Every morning I send my son off to the train station at 6.30am. This morning, after dropping him off, my daughter and I proceeded to the community swimming pool, and we reached there just before 7am. The pool's swimming lanes were already full, and at the diving pool, which is 3.4m deep, I saw three elderly ladies already in there, doing their aqua jog.I have a really bad phobia of the water but I like to exercise in it, as the bouyancy of the water helps with my hurting feet. I refuse to go in at first as it is really deep, and I was looking for shallow waters, which left me with the kids pool. There was this kind lady, who encouraged me to go in the diving pool, BUT i need to put on a float belt first. I did just that, and joined her in the water but I was not ready to let my hands off the edge. She then told me that she has a phobia too, as her sister and brother always pulled her down into the water when they were younger. After much confidence boosting from her, I managed to get on with my aqua jog for about 45 minutes! I wouldn't exert myself yet as that is the first time in 2 solid years I took out my swimming suit. What I noticed at this pool in Johnsonville, is that it is part of the Local authority initiatives. You do have to pay, but there are discounts for school going children, students like me and the golden age groups of people.Complete with shower facilities and locker rooms, it also has a sauna and spa facilities. Equipment like floats, dumbbell floats, and all that are needed for swimmers and non-swimmers are available. They also have lifeguards on duty too, young college age kids looking after the facility.

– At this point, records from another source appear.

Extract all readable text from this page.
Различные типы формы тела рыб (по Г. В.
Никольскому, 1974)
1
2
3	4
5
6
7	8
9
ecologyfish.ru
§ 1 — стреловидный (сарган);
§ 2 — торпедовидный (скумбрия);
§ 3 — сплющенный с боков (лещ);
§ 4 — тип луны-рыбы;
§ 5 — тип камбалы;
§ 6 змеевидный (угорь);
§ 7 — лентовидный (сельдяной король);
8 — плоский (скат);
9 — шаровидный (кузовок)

It is high time Kuching, especially Petra jaya area to have a public swimming pool of its own, where the ladies,for example, after their subuh prayers, can go and exercise in the water befoer they go to work.Children from nearby school can come for swimming lessons, as part of their curricula. Elderly men can go for exercise in there as well, and others can swim for their exercise too. As it is, swimming, to an extend, is accessible to the affluent and advantaged groups, ie, those who have subscribed membership to the golf clubs, or those who attend the international school.My children were introduced to swimming when they attended Tadika Sri Keria, which offers swimming as part of their lessons. Sarawak is a powerhouse for swimming or water sports events, surely we can have one for our community there. For a population that is reaching almost 600,000, we need more public pools, and there is only one PUBLIC pool in a city like Kuching! Former YB Puan Dona Babel did request for one in the 1990s when she served as an ADUN member, but it never saw the light of day. I hope this is a reality soon, not having to wait the next Malaysia Plan.

Museum of Wellington City and Sea

written on Tuesday, November 2, 2010 at 11:44pm

This three-storeyed building is situated at Wellington's Waterfront, and the displays and contents tell the stories of and about Wellington, the making of the city from the end of the 19th Century till the present. Display techniques range from the conventional to contemporary, with a multi-mix of media used. My favourite of all is the show on Maori legends "A Millennium Ago", which uses the 19th Century theatrical technique called a "Pepper's Ghost, named after 'Professor' Henry Pepper. At first I thought it uses the hologram technique, but it is not.Namali, my office mate and I asked the Museum staff, and they explained the techniques used. It is created with mirrors and a projected image.This Museum is a MUST see for visitors to Wellington.I rate it the best Museum I have ever been to. The clever use and mix of content display is refreshing, both educating as well as entertaining, stimulating your thinking senses.